If we were playing blackjack, the dealer would have just gone bust, and you’d have collected your winnings. Scattered amongst the pile of cash, Cumulative Update 22 includes:
Unfortunately, we no longer get full KB articles for each fix, and that’s a shame because CU 22 includes some really odd fixes like this one:
This fix enables QDS instance level memory limits by default on box edition. It prevents QDS from consuming more memory after certain limit by changing to READ ONLY mode.
I wish I could tell you more about why your Query Store will suddenly be going into read-only mode, what “box edition” is, or what the limits are, but I can’t, because Microsoft won’t tell us. Two sentences aren’t enough here.
That’s frankly unacceptable for enterprise database software that costs $7,000 per core.
I’m gonna be honest, dear reader: I’m beyond frustrated with the lack of quality documentation here. The changes are so undocumented and so big that I just don’t trust ’em anymore. I hope they turn things around and start documenting these problems, but in the meantime, you’d have to be pretty adventurous to install something like CU22 that can turn off your Query Store without warning, without telling you why.

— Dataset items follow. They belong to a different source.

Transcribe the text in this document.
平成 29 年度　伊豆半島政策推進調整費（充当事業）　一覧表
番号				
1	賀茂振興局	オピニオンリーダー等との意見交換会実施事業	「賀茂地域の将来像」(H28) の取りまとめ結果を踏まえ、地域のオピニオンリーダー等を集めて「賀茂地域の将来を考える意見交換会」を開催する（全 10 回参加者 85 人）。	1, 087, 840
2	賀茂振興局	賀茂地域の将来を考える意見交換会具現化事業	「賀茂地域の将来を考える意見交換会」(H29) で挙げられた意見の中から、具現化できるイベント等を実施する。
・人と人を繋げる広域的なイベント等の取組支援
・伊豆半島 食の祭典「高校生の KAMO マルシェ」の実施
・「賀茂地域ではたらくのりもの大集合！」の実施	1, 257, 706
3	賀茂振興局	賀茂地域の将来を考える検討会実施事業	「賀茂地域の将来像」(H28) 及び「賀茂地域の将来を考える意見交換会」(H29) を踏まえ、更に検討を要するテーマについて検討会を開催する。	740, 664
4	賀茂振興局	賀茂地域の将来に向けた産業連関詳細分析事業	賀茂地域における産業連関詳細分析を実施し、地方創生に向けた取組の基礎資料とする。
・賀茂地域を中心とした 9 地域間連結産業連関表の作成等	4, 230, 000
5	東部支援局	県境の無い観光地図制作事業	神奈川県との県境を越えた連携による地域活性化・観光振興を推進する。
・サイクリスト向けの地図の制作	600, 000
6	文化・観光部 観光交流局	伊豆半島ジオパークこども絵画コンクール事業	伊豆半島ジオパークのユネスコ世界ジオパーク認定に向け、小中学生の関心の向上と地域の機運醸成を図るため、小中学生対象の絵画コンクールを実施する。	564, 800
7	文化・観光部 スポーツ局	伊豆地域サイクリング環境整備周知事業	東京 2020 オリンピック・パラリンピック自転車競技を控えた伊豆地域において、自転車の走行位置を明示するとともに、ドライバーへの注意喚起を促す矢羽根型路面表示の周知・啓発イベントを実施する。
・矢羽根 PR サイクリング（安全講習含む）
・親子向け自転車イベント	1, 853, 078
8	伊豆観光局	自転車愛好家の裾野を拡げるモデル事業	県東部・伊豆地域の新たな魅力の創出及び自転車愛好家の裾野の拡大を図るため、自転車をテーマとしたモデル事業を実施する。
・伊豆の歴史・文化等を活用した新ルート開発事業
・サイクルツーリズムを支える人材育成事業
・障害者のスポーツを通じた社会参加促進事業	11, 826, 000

Other updates in this CU include:
- FIX: Managed backup is not backing up the database when SQL Agent system jobs are changed to different name other than ‘sa’ in SQL Server 2017
- FIX: Unable to restore SQL Server database from previous versions on NVMe device partitioned in 4K block size
- FIX: Incorrect results can occur when you run linked server query with aggregates or joins on table with filtered index on a remote server in SQL Server 2017
- FIX: COMPILE blocking occurs when executing many concurrent stored procedures in SQL Server 2017
- FIX: Full-Text search auto crawl stops when AG goes offline in SQL Server
- FIX: Concurrent inserts against tables with columnstore indexes may cause queries to hang in SQL Server
- FIX: Upgrade script fails if you use Always On Failover Cluster Instance as a secondary replica in SQL Server
- FIX: SQL Server fails to start when remote admin connections are enabled and IPV6 is disabled on the host
- FIX: INSERT EXEC doesn’t work when you insert row containing explicit identity value into table with IDENTITY column and IDENTITY_INSERT is OFF by default in SQL Server
- SQL Server AG Helper/AG monitoring application waiting more than 30 seconds with epoll and futex_wait_queue_me wait type is unable to connect to SQL Server 2017 resulting in timeout and failover.
- FIX: Access violation exception occurs in Availability Groups in SQL Server 2017 under certain conditions
Here’s Cumulative Update 22. Good luck.
Well that’s terrifying.
You missed how the BOTTOM of the article (instead of a useful place like the TOP of the article states the following:
“Query Store notice
You must run this script if you use Query Store and you are updating from SQL Server 2017 Cumulative Update 2 (CU2) directly to SQL Server 2017 Cumulative Update 3 (CU3) or any later Cumulative Update. ”
The bottom is really a bad place for important things. I wonder how many people won’t see this, and what the effects are of not running the IMPORTANT script? It doesn’t say!
@ugh that’s been there for almost two years and was at the top for several CUs: https://support.microsoft.com/en-us/help/4052987/cumulative-update-3-for-sql-server-2017
It has moved to the bottom (instead of top) in later CUs because as folks update, it’s relevance decreases and it took some real estate at the top. Hopefully you’re not on SQL Server 2017 CU2 today. But if you are, that’s why that note remains.
This was an very unfortunate (in that it is inaccurate in it’s scope and terms used) blurb.
Later today we’ll be updating the docs page https://docs.microsoft.com/sql/relational-databases/performance/best-practice-with-the-query-store (under section “Using Query Store in mission-critical servers”) to accurately describe this scalability improvement – it is not a fix (that was another unfortunate internal term for every check-in that got used as-is).
Pedro – thanks for the heads up.
I appreciate your work to overcome the bad management decision to reduce mission-critical changes to two-sentence blurbs. Clearly, this isn’t working, and I hope Microsoft sees that sooner rather than later.
Feedback taken and transmitted.
About the update itself, it actually backports scalability improvements regarding memory management that are so important to keeping Query Store from becoming detrimental to a high-end system that is running mostly adhoc workloads, and suffering from perf issues as a result of Query Store was trying to keep up (which is why folks in this scenario disabled Query Store, more so when users aren’t leveraging SQL 2019 and it’s new Custom capture policy). This way we resource govern ourselves and allow the Query Store to cope better with these intensive adhoc scenarios.
Right, but as you can see, it needs more than a two-sentence blurb. This “tl;dr” approach to updates is hurting more than it’s helping.
The docs page is online now.
As a side note – “box edition” is pretty hilarious.
Box edition is the internal MS term for the retail product (Ent/Std/Dev etc.) as opposed to the PaaS offerings (Azure SQL Database or MI) as they share common code but certain features or optimisations might be released into the PaaS side of the house well before Box.